Big Data, an ecosystem

The Big Data ecosystem consists of multiple products, each of them having some or all the characteristics we were evoking in our definitions. Not only they will handle high volumes of data, but they will allow you to process data without specific schema (Variety) quickly (Velocity). This is a list of products and a short description of what they do.

Management layer

Apache Ambari

An Hadoop cluster management server, with Web GUI to setup HDP or HDF.

Ambari is an open source project from the Apache Foundation. You can download it for free from the main web site, But Ambari is also the core of the Big Data platforms delivered by the company HortonWorks ( HortonWorks. If you install an Ambari Server instance, whether you get the software from HortonWorks or the Apache Foundation web site, you are setting up the same thing. HortonWorks is participating into the development of Ambari and of all the software installed and managed thru it.
With Ambari, you will install an Hadoop cluster, being an HortonWorks Data Platform. Or you can use it to setup an HortonWorks Data Flow (the platform build around Apache NiFi).
Most of the software solutions listed here after can be installed and managed by Ambari (HDFS, Yarn, Zookeeper, Sqoop, MapReduce, Mahout, TEZ, Pig, Oozie, Hive, HBase, SOLR, NiFi, Kafka, Storm, Ranger, Flume, ...)
Note that the company HortonWorks is one of the major contributors to the various Hadoop open source projects.

Data storage layer

Tools to help you to store your (big) data
There will be more information regarding this layer, especially about the NoSQL and Indexing data stores enumerated here in the section about the NoSQL data stores.

Apache Hadoop Distributed File System (HDFS)

Core of the Hadoop framework with YARN and MapReduce
A distributed file-system that stores data on commodity machines, providing very high aggregate bandwidth across the cluster.
It is one the 4 four core components of the Hadoop cluster:
  1. Hadoop Common – contains libraries and utilities needed by other Hadoop modules;
  2. HDFS
  3. Hadoop YARN - a resource-management platform responsible for managing computing resources in clusters and using them for scheduling of users' applications
  4. Hadoop MapReduce - an implementation of the MapReduce programming model for large scale data processing based in YARN
All the modules in Hadoop are designed with a fundamental assumption that hardware failures are common and should be automatically handled by the framework.

Apache Cassandra

Simple NoSQL database, targeting large amount of data, scalability and simplicity
  • Column oriented, keys-values
  • Roots in Google’s Bigtable
  • Easy to manage at scale
  • Easy and powerful scale-out capabilities
  • Include support for multiple DC repartition
  • Exceptional write performances
  • You have to understand the data model
  • Support for automatic sharding
A column-oriented DBMS is a database management system (DBMS) that stores data tables as sections of columns of data rather than as rows of data (Wikipedia)
A database shard is a horizontal partition of data in a database or search engine.
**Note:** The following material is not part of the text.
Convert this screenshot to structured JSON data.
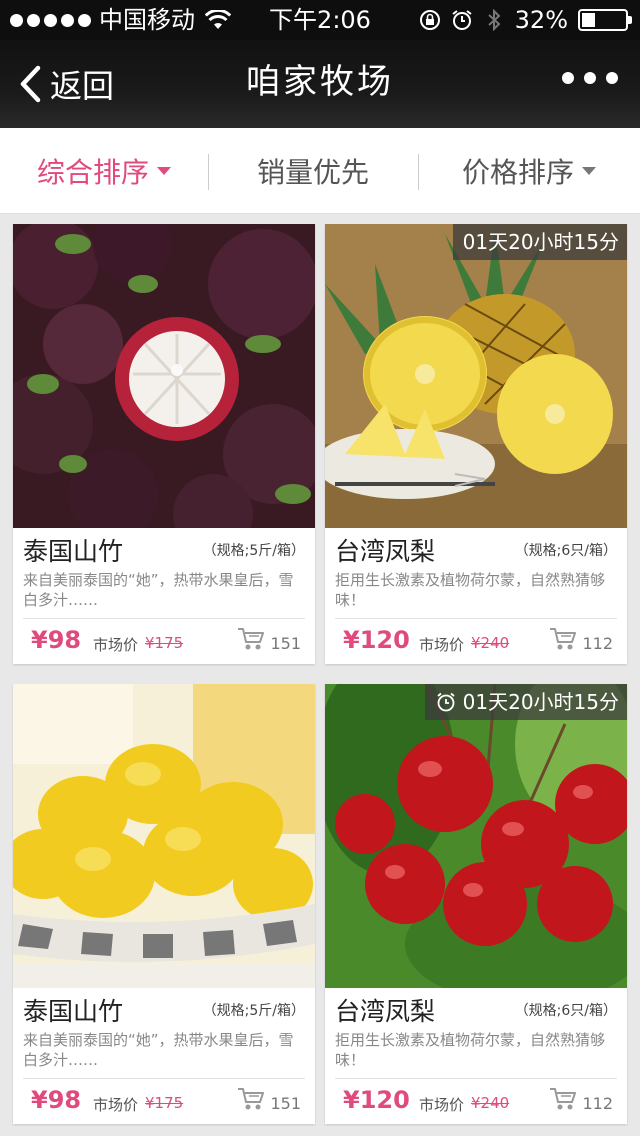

Each individual partition is referred to as a shard or database shard. Each shard is held on a separate database server instance, to spread load. (Wikipedia)


Scalable NoSQL database designed for OLTP workload
The disproportionate success of MongoDB is largely based on its innovation as a data structure store that lets us more easily and expressively model the "things" at the heart of our applications….
Having the same basic data model in our code and in the database is the superior method for most use cases, as it dramatically simplifies the task of application development, and eliminates the layers of complex mapping code that are otherwise required.
  • Easy out-of-the-box experience
  • Can take advantage of Cloud Infrastructure (to easy deploy new nodes for scaling out)
  • Document based, not pure keys-values
  • Automatic backup capabilities
  • Replication
  • Designed for OLTP workloads, not for complex transactions
  • Support for automatic sharding
On Line Transaction Processing applications are high throughput- and insert- or update-intensive in database management. These applications are used concurrently by hundreds of users. (Wikipedia)


Elastic (Elasticsearch)

A distributed generic full-text search engine and indexing, distributed, with visualization, alerting and notification mechanisms. Provide dedicated tools toward log-related search and indexing.
Tool to build a distributed search engine, using Apache Lucene for the indexing and a REST API and JSON data format to allow it to be used by any kind of programming language.
It is also multi-tenant, near real-time and able to do full-text search.
Able to search for any kind of documents.
Distributed search engine but lacking distributed
As such, Elastic itself is also an ecosystem build around the distributed search engine, including:
  • ElasticSearch, the distributed search engine
  • Logstash for collection and analyse linked to log messages
  • Kibana for visualization
  • Beats for data shipping
  • Watcher for alerting and notifications
  • Shield to implement a RBAC layer on your data
  • ES-hadoop to integrate ElasticSearch and Hadoop

Apache HBase

NoSQL database that can leverage existing SQL expertise while building on a more modern, distributed database
  • Roots in Google’s BigTable
  • Needs HDFS / Hadoop, can thus by managed thru the same cluster management tools (Ambari, Zookeeper, …)
  • Column oriented, keys-values
  • Enable fast, random reads & writes on top of unstructured HDFS
  • Use memory to cache a lot, HDFS as a persistency layer
  • Highly scalable by design (scale-out), can run on multiple nodes
  • Optimal performances when consistency is critical
  • Integration with the Hadoop stack for the analyse part
  • Support for automatic sharding


NoSQL database graph & document oriented, with scalability and distribution
  • Multi-models: document, graph, keys-values and objects
  • Scalable & distributed with multi-master mode
  • Sharding not (yet) fully functional
  • Strong security profiling
  • May not be ideal for non-huge datasets (size ?)

Analytic layer

Tools that perform what your business applications and users are requiring.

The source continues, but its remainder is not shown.